This topic has come up a number of times on this list recently. You might want to check the archives.
There are no built-in tools in SPSS for fuzzy matching, but if you can use SPSS programmability (SPSS 14 or later, 15 for some things), you could go about this in two parts.
Use regular expressions to "canonicalize" names as much as possible. For example, del "Inc", standardize capitalization, standardize whitespace, eliminate periods and commas. Whatever you can think of that draws common variations together.
Apply an algorithm like nysiis, although it was really designed for people names, to the names to produce an approximate phonetic encoding, assuming that spelling variations may be relevant.

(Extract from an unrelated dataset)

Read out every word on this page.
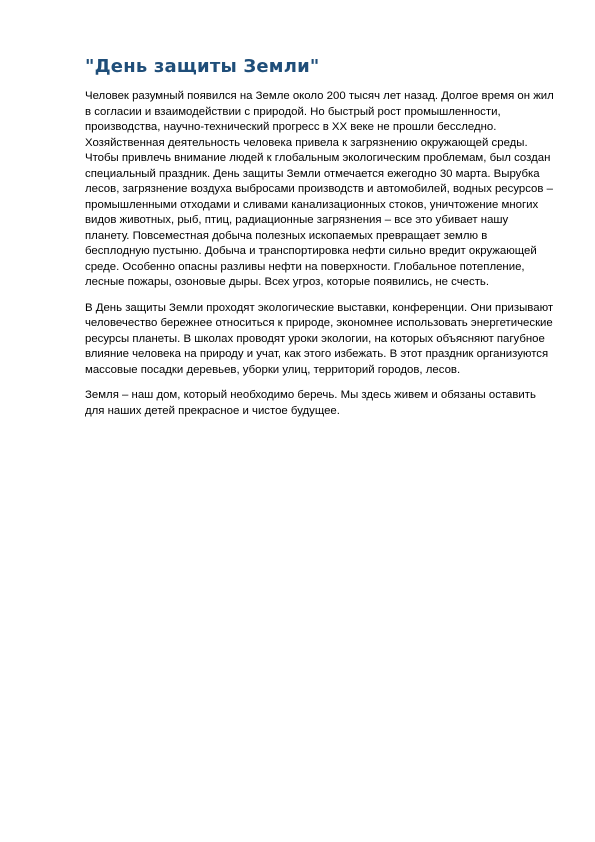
"День защиты Земли"

Человек разумный появился на Земле около 200 тысяч лет назад. Долгое время он жил в согласии и взаимодействии с природой. Но быстрый рост промышленности, производства, научно-технический прогресс в XX веке не прошли бесследно. Хозяйственная деятельность человека привела к загрязнению окружающей среды. Чтобы привлечь внимание людей к глобальным экологическим проблемам, был создан специальный праздник. День защиты Земли отмечается ежегодно 30 марта. Вырубка лесов, загрязнение воздуха выбросами производств и автомобилей, водных ресурсов – промышленными отходами и сливами канализационных стоков, уничтожение многих видов животных, рыб, птиц, радиационные загрязнения – все это убивает нашу планету. Повсеместная добыча полезных ископаемых превращает землю в бесплодную пустыню. Добыча и транспортировка нефти сильно вредит окружающей среде. Особенно опасны разливы нефти на поверхности. Глобальное потепление, лесные пожары, озоновые дыры. Всех угроз, которые появились, не счесть.

В День защиты Земли проходят экологические выставки, конференции. Они призывают человечество бережнее относиться к природе, экономнее использовать энергетические ресурсы планеты. В школах проводят уроки экологии, на которых объясняют пагубное влияние человека на природу и учат, как этого избежать. В этот праздник организуются массовые посадки деревьев, уборки улиц, территорий городов, лесов.

Земля – наш дом, который необходимо беречь. Мы здесь живем и обязаны оставить для наших детей прекрасное и чистое будущее.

Then use SPSS Identify Duplicate Cases to find exact matches based on the regularized names. You might try it with and without the nysiis transformation.
The regular expression and nysiis work can be done using programmability using the trans and extendedTransforms modules on SPSS Developer Central (www.spss.com/devcentral) and some straightforward Python code.
HTH,
Jon Peck
-----Original Message-----
From: SPSSX(r) Discussion [mailto:
[hidden email]] On Behalf Of Eugenio Grant
Sent: Wednesday, June 06, 2007 1:06 PM
To:
[hidden email]
Subject: [SPSSX-L] Finding Duplicate Names
Importance: High
Hi:
I have a BIG database (45.000) records. It has a variable called "name" that
has the name of the company. I'm trying to do 2 things with it.
1. Identify (not eliminate) duplicate names.
2. Identify similar names, meaning not the same but a similar. For example
Time Warner Inc, and Time Warner might be the same.
Any ideas.
Regards,